MARX E KARDEC
(II de II)
Para Kardec, o fenómeno social tem as suas bases no fenómeno
espiritual: não existe separação entre essas duas realidades; pelo
contrário, o conflito da luta de classes se desdobra, penetrando desse
modo nas realidades do mundo invisível. De maneira que o homem kardecista é
um Ser que relaciona, mediante o perispírito,
instrumento psíquico que não possui o homem de Marx, o mundo
corporal com o mundo espiritual e moral. O perispírito é o elo perdido,
que relacionará subsequentemente os modos de produção com os
modos de evolução, isto é, a luta de classes com
as classes em luta. Porque a evolução do espírito,
para ser equilibrada e harmónica, tem necessidade de meios e formas económicas
justas e equitativas, já que a sua própria palingenesia fará que o
instrumento social seja empregado novamente pelo mesmo Ser, através do seu
incessante avançar espiritual. Com razões de sobra dizia Kardec:
“Risquem-se das leis e das instituições, das religiões e da educação, os
últimos restos da barbárie e os privilégios; destruam-se por completo
todas as causas que dão vida e desenvolvimento a estes eternos obstáculos do
verdadeiro progresso e que, por assim dizer, aspiramos por todos os
poros na atmosfera social e, então os homens compreenderão os deveres e
benefícios da fraternidade e, a liberdade e a igualdade se estabelecerão por si
mesmas de qualquer forma. (i)
As palingenesias individuais e sociais são, para o homem
kardecista, o resultado dos factos sociológicos determinados pelo
Espírito, através de sua incessante evolução. Para Kardec, ao contrário de
Marx, o progresso é uma sucessão de factos morais e sociais, determinados
pelas relações entre o elemento espiritual e o material. A nova sociedade,
segundo o codificador da doutrina espírita, será determinada pelo modo de vida
espiritual alcançado pelos homens. Corpo e Espírito, isto é, Sociedade e Alma,
deverão desenvolver-se harmonicamente; deste modo, com o homem kardecista, a
transformação social será integral: compreenderá o aspecto material e
espiritual. Ao contrário, a evolução socialista de Marx só modificará uma parte
da realidade: afectará unicamente o sistema económico da sociedade,
deixando o Espírito do homem tal como estava no regime chamado capitalista.

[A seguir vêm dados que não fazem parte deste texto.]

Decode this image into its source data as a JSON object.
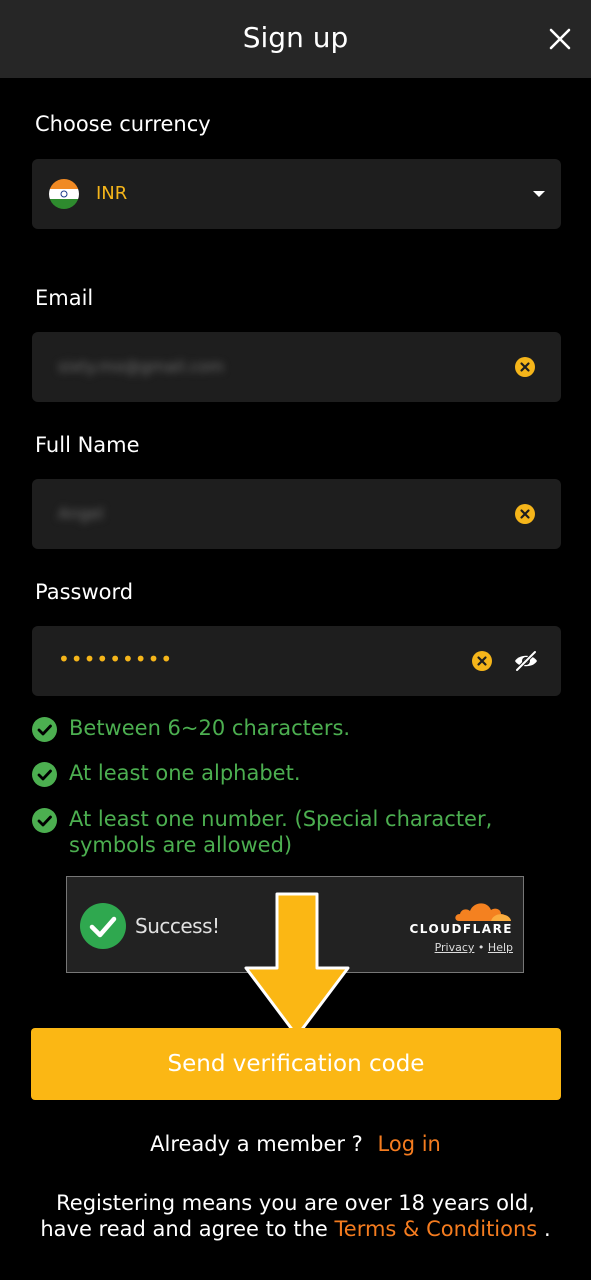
{
  "header": {
    "title": "Sign up"
  },
  "currency": {
    "label": "Choose currency",
    "value": "INR",
    "flag": "india-flag"
  },
  "email": {
    "label": "Email",
    "value": "sixty.mo@gmail.com"
  },
  "full_name": {
    "label": "Full Name",
    "value": "Angel"
  },
  "password": {
    "label": "Password",
    "value": "•••••••••"
  },
  "rules": [
    {
      "text": "Between 6~20 characters."
    },
    {
      "text": "At least one alphabet."
    },
    {
      "text": "At least one number. (Special character, symbols are allowed)"
    }
  ],
  "captcha": {
    "status": "Success!",
    "brand": "CLOUDFLARE",
    "privacy": "Privacy",
    "separator": "•",
    "help": "Help"
  },
  "submit": {
    "label": "Send verification code"
  },
  "login_prompt": {
    "question": "Already a member ?",
    "link": "Log in"
  },
  "legal": {
    "prefix": "Registering means you are over 18 years old, have read and agree to the",
    "link": "Terms & Conditions",
    "suffix": "."
  },
  "colors": {
    "accent": "#fbb714",
    "link": "#f57c1f",
    "success": "#4caf50",
    "background": "#000000",
    "field": "#1e1e1e",
    "header": "#262626"
  }
}
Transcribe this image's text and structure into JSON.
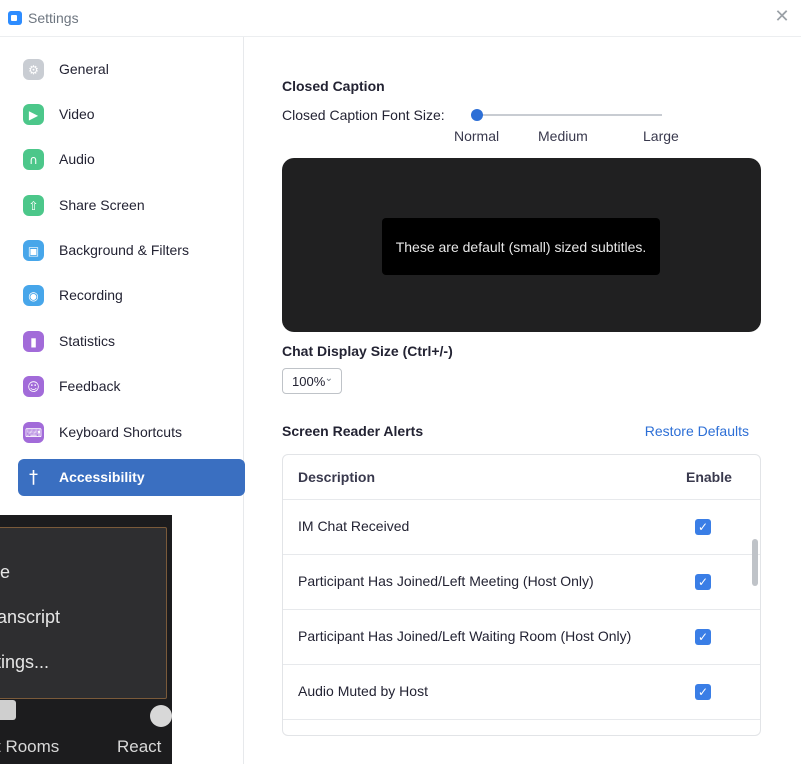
{
  "window": {
    "title": "Settings",
    "close_glyph": "✕"
  },
  "sidebar": {
    "items": [
      {
        "label": "General",
        "icon": "gear-icon",
        "color": "#c9cdd3",
        "glyph": "⚙"
      },
      {
        "label": "Video",
        "icon": "video-icon",
        "color": "#4cc78a",
        "glyph": "▶"
      },
      {
        "label": "Audio",
        "icon": "headphones-icon",
        "color": "#4cc78a",
        "glyph": "∩"
      },
      {
        "label": "Share Screen",
        "icon": "share-screen-icon",
        "color": "#4cc78a",
        "glyph": "⇧"
      },
      {
        "label": "Background & Filters",
        "icon": "background-icon",
        "color": "#47a6ea",
        "glyph": "▣"
      },
      {
        "label": "Recording",
        "icon": "recording-icon",
        "color": "#47a6ea",
        "glyph": "◉"
      },
      {
        "label": "Statistics",
        "icon": "statistics-icon",
        "color": "#a26bd9",
        "glyph": "▮"
      },
      {
        "label": "Feedback",
        "icon": "feedback-icon",
        "color": "#a26bd9",
        "glyph": "☺"
      },
      {
        "label": "Keyboard Shortcuts",
        "icon": "keyboard-icon",
        "color": "#a26bd9",
        "glyph": "⌨"
      },
      {
        "label": "Accessibility",
        "icon": "accessibility-icon",
        "color": "#3a6fc1",
        "glyph": "†",
        "active": true
      }
    ]
  },
  "overlay": {
    "items": [
      "tle",
      "ranscript",
      "ttings..."
    ],
    "bar_labels": [
      "t Rooms",
      "React"
    ]
  },
  "closed_caption": {
    "heading": "Closed Caption",
    "font_size_label": "Closed Caption Font Size:",
    "slider_value_fraction": 0.0,
    "ticks": [
      "Normal",
      "Medium",
      "Large"
    ],
    "preview_text": "These are default (small) sized subtitles."
  },
  "chat_display": {
    "heading": "Chat Display Size (Ctrl+/-)",
    "selected": "100%",
    "chevron": "⌄"
  },
  "screen_reader": {
    "heading": "Screen Reader Alerts",
    "restore_label": "Restore Defaults",
    "columns": [
      "Description",
      "Enable"
    ],
    "rows": [
      {
        "description": "IM Chat Received",
        "enabled": true
      },
      {
        "description": "Participant Has Joined/Left Meeting (Host Only)",
        "enabled": true
      },
      {
        "description": "Participant Has Joined/Left Waiting Room (Host Only)",
        "enabled": true
      },
      {
        "description": "Audio Muted by Host",
        "enabled": true
      }
    ],
    "check_glyph": "✓"
  },
  "colors": {
    "accent": "#2d6fd6",
    "active_nav": "#3a6fc1",
    "checkbox": "#3a7ee6"
  }
}
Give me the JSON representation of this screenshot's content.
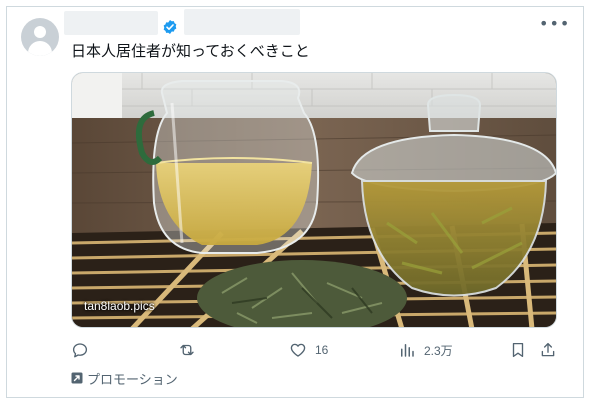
{
  "post": {
    "text": "日本人居住者が知っておくべきこと",
    "verified": true,
    "media": {
      "label": "tan8laob.pics",
      "alt": ""
    }
  },
  "actions": {
    "reply_count": "",
    "repost_count": "",
    "like_count": "16",
    "views_count": "2.3万"
  },
  "promo": {
    "label": "プロモーション"
  },
  "colors": {
    "accent": "#1d9bf0",
    "muted": "#536471",
    "border": "#cfd9de"
  },
  "icons": [
    "more-icon",
    "verified-icon",
    "reply-icon",
    "repost-icon",
    "like-icon",
    "views-icon",
    "bookmark-icon",
    "share-icon",
    "promoted-icon"
  ]
}
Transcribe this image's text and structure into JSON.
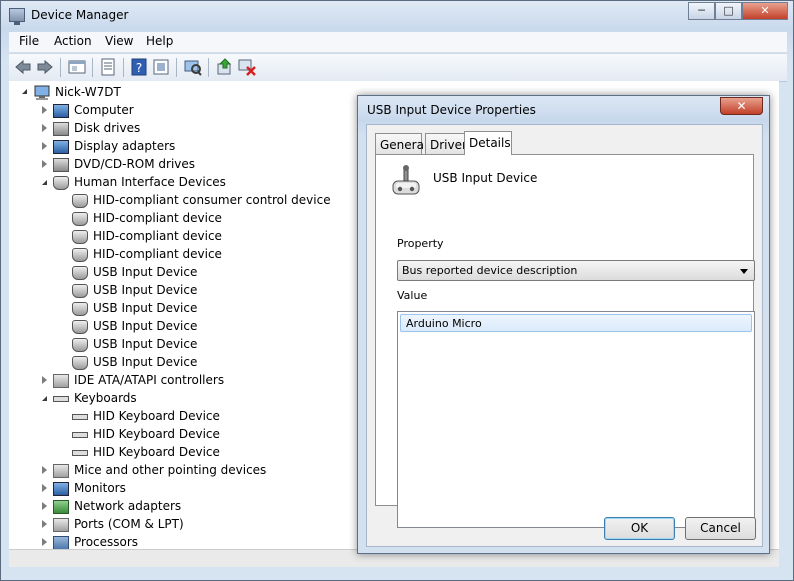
{
  "window": {
    "title": "Device Manager",
    "controls": {
      "minimize": "─",
      "maximize": "□",
      "close": "✕"
    }
  },
  "menu": [
    "File",
    "Action",
    "View",
    "Help"
  ],
  "toolbar": {
    "icons": [
      "back-icon",
      "forward-icon",
      "properties-view-icon",
      "show-hide-icon",
      "help-icon",
      "update-driver-icon",
      "scan-hardware-icon",
      "enable-device-icon",
      "uninstall-icon"
    ]
  },
  "tree": {
    "root": "Nick-W7DT",
    "items": [
      {
        "label": "Computer",
        "state": "collapsed",
        "indent": 1,
        "icon": "computer-icon"
      },
      {
        "label": "Disk drives",
        "state": "collapsed",
        "indent": 1,
        "icon": "disk-drive-icon"
      },
      {
        "label": "Display adapters",
        "state": "collapsed",
        "indent": 1,
        "icon": "display-adapter-icon"
      },
      {
        "label": "DVD/CD-ROM drives",
        "state": "collapsed",
        "indent": 1,
        "icon": "dvd-drive-icon"
      },
      {
        "label": "Human Interface Devices",
        "state": "expanded",
        "indent": 1,
        "icon": "hid-icon"
      },
      {
        "label": "HID-compliant consumer control device",
        "state": "leaf",
        "indent": 2,
        "icon": "hid-device-icon"
      },
      {
        "label": "HID-compliant device",
        "state": "leaf",
        "indent": 2,
        "icon": "hid-device-icon"
      },
      {
        "label": "HID-compliant device",
        "state": "leaf",
        "indent": 2,
        "icon": "hid-device-icon"
      },
      {
        "label": "HID-compliant device",
        "state": "leaf",
        "indent": 2,
        "icon": "hid-device-icon"
      },
      {
        "label": "USB Input Device",
        "state": "leaf",
        "indent": 2,
        "icon": "hid-device-icon"
      },
      {
        "label": "USB Input Device",
        "state": "leaf",
        "indent": 2,
        "icon": "hid-device-icon"
      },
      {
        "label": "USB Input Device",
        "state": "leaf",
        "indent": 2,
        "icon": "hid-device-icon"
      },
      {
        "label": "USB Input Device",
        "state": "leaf",
        "indent": 2,
        "icon": "hid-device-icon"
      },
      {
        "label": "USB Input Device",
        "state": "leaf",
        "indent": 2,
        "icon": "hid-device-icon"
      },
      {
        "label": "USB Input Device",
        "state": "leaf",
        "indent": 2,
        "icon": "hid-device-icon"
      },
      {
        "label": "IDE ATA/ATAPI controllers",
        "state": "collapsed",
        "indent": 1,
        "icon": "ide-controller-icon"
      },
      {
        "label": "Keyboards",
        "state": "expanded",
        "indent": 1,
        "icon": "keyboard-icon"
      },
      {
        "label": "HID Keyboard Device",
        "state": "leaf",
        "indent": 2,
        "icon": "keyboard-icon"
      },
      {
        "label": "HID Keyboard Device",
        "state": "leaf",
        "indent": 2,
        "icon": "keyboard-icon"
      },
      {
        "label": "HID Keyboard Device",
        "state": "leaf",
        "indent": 2,
        "icon": "keyboard-icon"
      },
      {
        "label": "Mice and other pointing devices",
        "state": "collapsed",
        "indent": 1,
        "icon": "mouse-icon"
      },
      {
        "label": "Monitors",
        "state": "collapsed",
        "indent": 1,
        "icon": "monitor-icon"
      },
      {
        "label": "Network adapters",
        "state": "collapsed",
        "indent": 1,
        "icon": "network-adapter-icon"
      },
      {
        "label": "Ports (COM & LPT)",
        "state": "collapsed",
        "indent": 1,
        "icon": "port-icon"
      },
      {
        "label": "Processors",
        "state": "collapsed",
        "indent": 1,
        "icon": "processor-icon"
      }
    ]
  },
  "dialog": {
    "title": "USB Input Device Properties",
    "close": "✕",
    "tabs": [
      "General",
      "Driver",
      "Details"
    ],
    "active_tab": "Details",
    "device_name": "USB Input Device",
    "property_label": "Property",
    "property_value": "Bus reported device description",
    "value_label": "Value",
    "values": [
      "Arduino Micro"
    ],
    "ok_label": "OK",
    "cancel_label": "Cancel"
  }
}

Se a imagem do homem kardecista se reflecte nas profundezas
do mundo espiritual, isso nos indica que ele não verá apenas uma vez os
alcances e resultados do processo social, mas que passará muitas vezes
através desse processo, razão pela qual deverá trabalhar insistentemente em
prol de melhores sistemas sociais. O sistema socialista, segundo a ideia do
homem kardecista, será revivido e reencontrado pelos mártires do socialismo,
porque o Ser que a filosofia espírita nos apresenta é uma entidade eterna, que
vai e vem no curso e recurso palingenésico da história, sem
jamais fenecer.
O homem, para Kardec, é um espírito encarnado, que
reconhecerá o seu passado histórico, à medida que ilumine a sua visão e
intuição espirituais. É por isso que, com a doutrina social espírita, podemos
falar de um homem-que-reencontra-a-história, isto é, de um
homem que construirá um mundo melhor para reencontrar-se a si
mesmo, segundo tenham sido os seus actos para construí-lo e
edificá-lo. A nova sociedade do futuro, segundo o homem
kardecista, se emancipará do regime social baseado na propriedade
individual, porque o estado de evolução espiritual alcançado pelo
Ser o obrigará a aperfeiçoar-se, segundo o princípio espírita da
lei de igualdade. E este estado de evolução fará que os homens
percebam o mundo e os bens económicos unicamente como objectos de
encarnação.
Em resumo, podemos afirmar que a comunidade
socialista não é o resultado de um sistema imposto por um processo político,
mas uma realidade social dependente da evolução avançada do homem; é,
pois, o fruto do progresso, tanto externo como interno, da humanidade. Por
isso, Kardec dizia que os sistemas sociais variam com a evolução dos
espíritos; sustentar, portanto, um regime social que esteja em luta com a
evolução espiritual, é colocar-se em oposição à própria lei de progresso. A esse
respeito, escreveu Kardec: “A aspiração do homem para uma ordem
de coisas melhor que a actual é um indício certo da
possibilidade de que chegará a ela. Cabe, pois,
aos homens amantes do progresso, activar este movimento pelo estudo
e a prática dos meios que se julguem mais eficazes.” (ii)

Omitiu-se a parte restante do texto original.